Tori and Dan’s Ceramic Bowl :)

Tori and Dan made Stef and I a beautiful ceramic bowl for their wedding gift to us last year. Its blue and red and has a flowery-type design on the inside. On the bottom they wrote a little something. I love this bowl. Stef loves it too. Today as I was washing it as part of my marathon apartment cleaning session I thought about how cool a gift it was, how cool all of our gifts were and how so many people put so much thought into them. I smiled. For once, I’d had a happy thought while cleaning.

If I’d been looking for the answer to what kind of activities would make me feel like I’d done something with my day, today I found it. I cleaned the whole apartment this afternoon. I vacuumed the whole place, mopped the kitchen and bathroom floors, did the dishes, put a bunch of stuff away in our storage closet downstairs, and cleaned the toilet bowl. When I was done I sat down to see if I could buy tickets to Episode II online yet (they went on sale in a lot of places today, but not Lowell) and I felt good about what I’d done.
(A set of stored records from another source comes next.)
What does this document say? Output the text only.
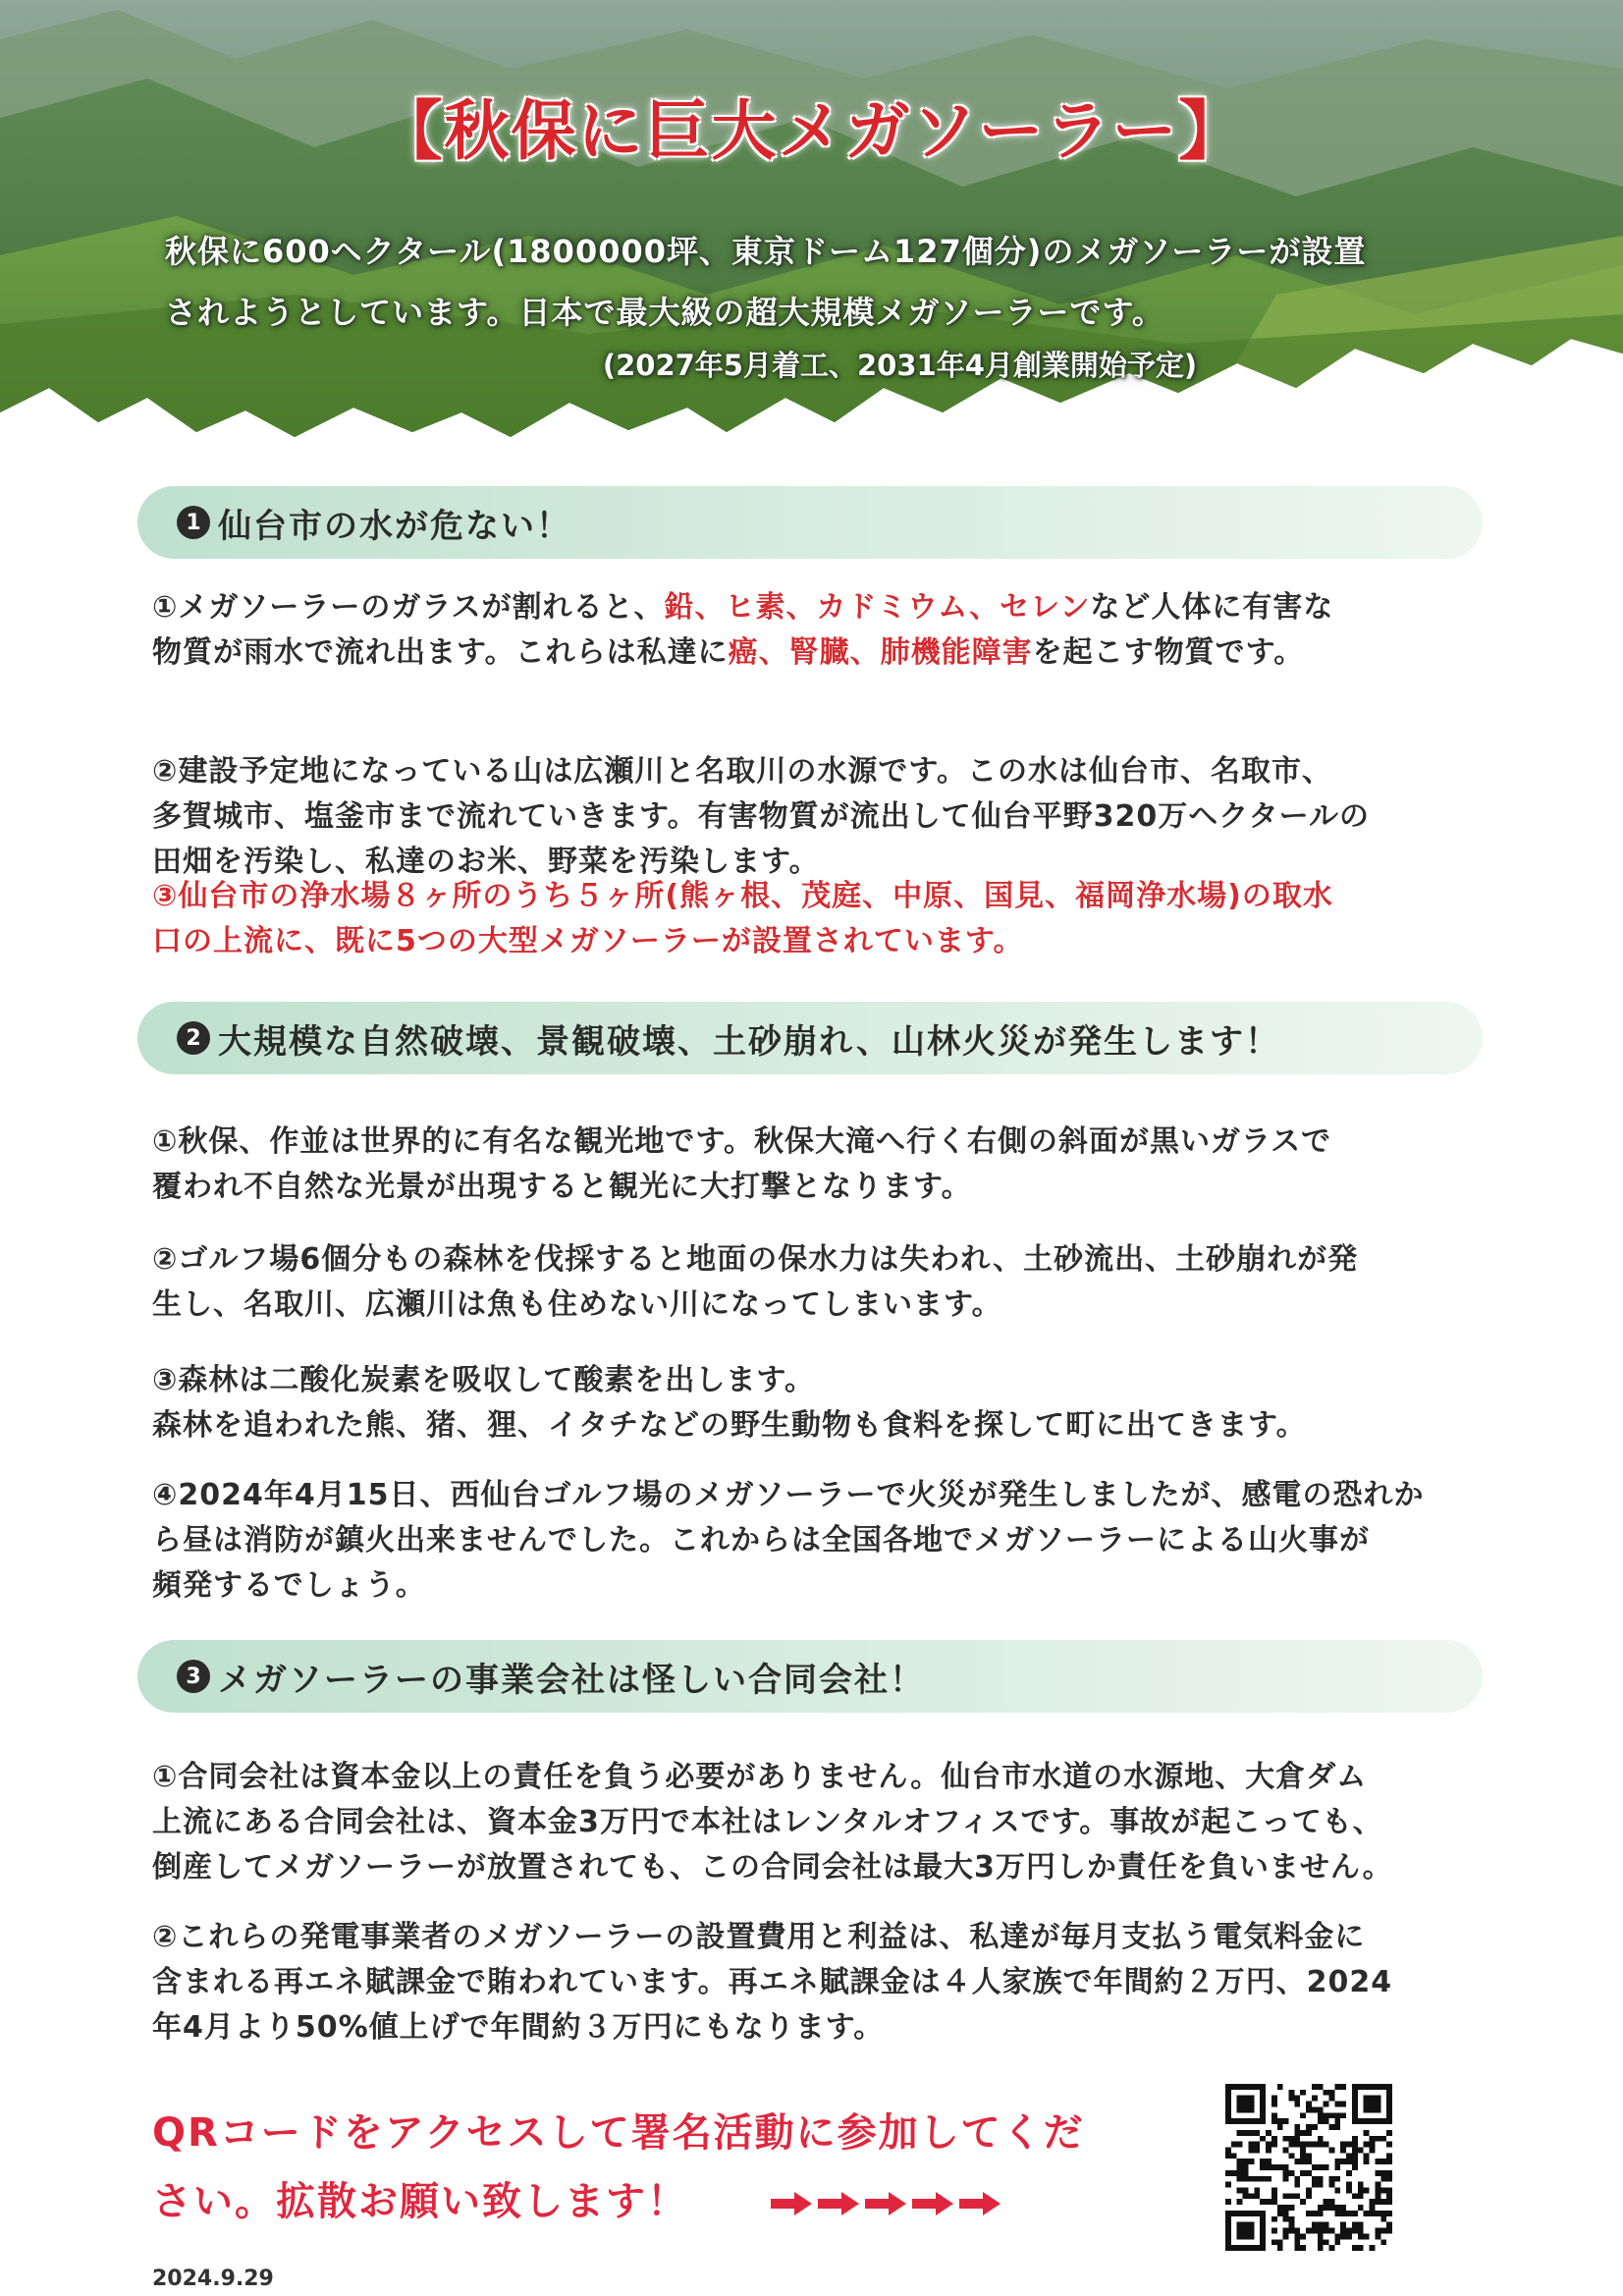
【秋保に巨大メガソーラー】
秋保に600ヘクタール(1800000坪、東京ドーム127個分)のメガソーラーが設置
されようとしています。日本で最大級の超大規模メガソーラーです。
(2027年5月着工、2031年4月創業開始予定)
1 仙台市の水が危ない！
①メガソーラーのガラスが割れると、鉛、ヒ素、カドミウム、セレンなど人体に有害な
物質が雨水で流れ出ます。これらは私達に癌、腎臓、肺機能障害を起こす物質です。
②建設予定地になっている山は広瀬川と名取川の水源です。この水は仙台市、名取市、
多賀城市、塩釜市まで流れていきます。有害物質が流出して仙台平野320万ヘクタールの
田畑を汚染し、私達のお米、野菜を汚染します。
③仙台市の浄水場８ヶ所のうち５ヶ所(熊ヶ根、茂庭、中原、国見、福岡浄水場)の取水
口の上流に、既に5つの大型メガソーラーが設置されています。
2 大規模な自然破壊、景観破壊、土砂崩れ、山林火災が発生します！
①秋保、作並は世界的に有名な観光地です。秋保大滝へ行く右側の斜面が黒いガラスで
覆われ不自然な光景が出現すると観光に大打撃となります。
②ゴルフ場6個分もの森林を伐採すると地面の保水力は失われ、土砂流出、土砂崩れが発
生し、名取川、広瀬川は魚も住めない川になってしまいます。
③森林は二酸化炭素を吸収して酸素を出します。
森林を追われた熊、猪、狸、イタチなどの野生動物も食料を探して町に出てきます。
④2024年4月15日、西仙台ゴルフ場のメガソーラーで火災が発生しましたが、感電の恐れか
ら昼は消防が鎮火出来ませんでした。これからは全国各地でメガソーラーによる山火事が
頻発するでしょう。
3 メガソーラーの事業会社は怪しい合同会社！
①合同会社は資本金以上の責任を負う必要がありません。仙台市水道の水源地、大倉ダム
上流にある合同会社は、資本金3万円で本社はレンタルオフィスです。事故が起こっても、
倒産してメガソーラーが放置されても、この合同会社は最大3万円しか責任を負いません。
②これらの発電事業者のメガソーラーの設置費用と利益は、私達が毎月支払う電気料金に
含まれる再エネ賦課金で賄われています。再エネ賦課金は４人家族で年間約２万円、2024
年4月より50%値上げで年間約３万円にもなります。
QRコードをアクセスして署名活動に参加してくだ
さい。拡散お願い致します！
2024.9.29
Stef had a rough day yesterday and I’m guessing today won’t be much better. The last thing she needed was to come home to an apartment that looked the way ours did. If she comes home on a Friday and sees the apartment is a pig-stye she’ll wake up early Saturday morning and have the whole place clean before I get out of bed. Then we get into a fight about how she should’ve left something for me to do, and how I should’ve done some of the work during the week if I wanted to contribute and…

Well you can imagine it just goes downhill from there.

Anyway, the apartment is clean and now Stef and I can relax and enjoy each other’s company this weekend. We did that last weekend but there’s no rule saying we can’t do it two weekends in a row. There’s no rule saying we can’t relax every weekend instead of busting our ass cleaning the apartment. In fact, I think there is a rule that says you should relax every weekend and we just break it all the time.

But not this weekend. This weekend we relax and we look around our apartment at all of the gifts that people bought us last year and we smile.

I betcha Tori and Dan never thought their ceramic bowl would brighten a Friday afternoon for me a year later.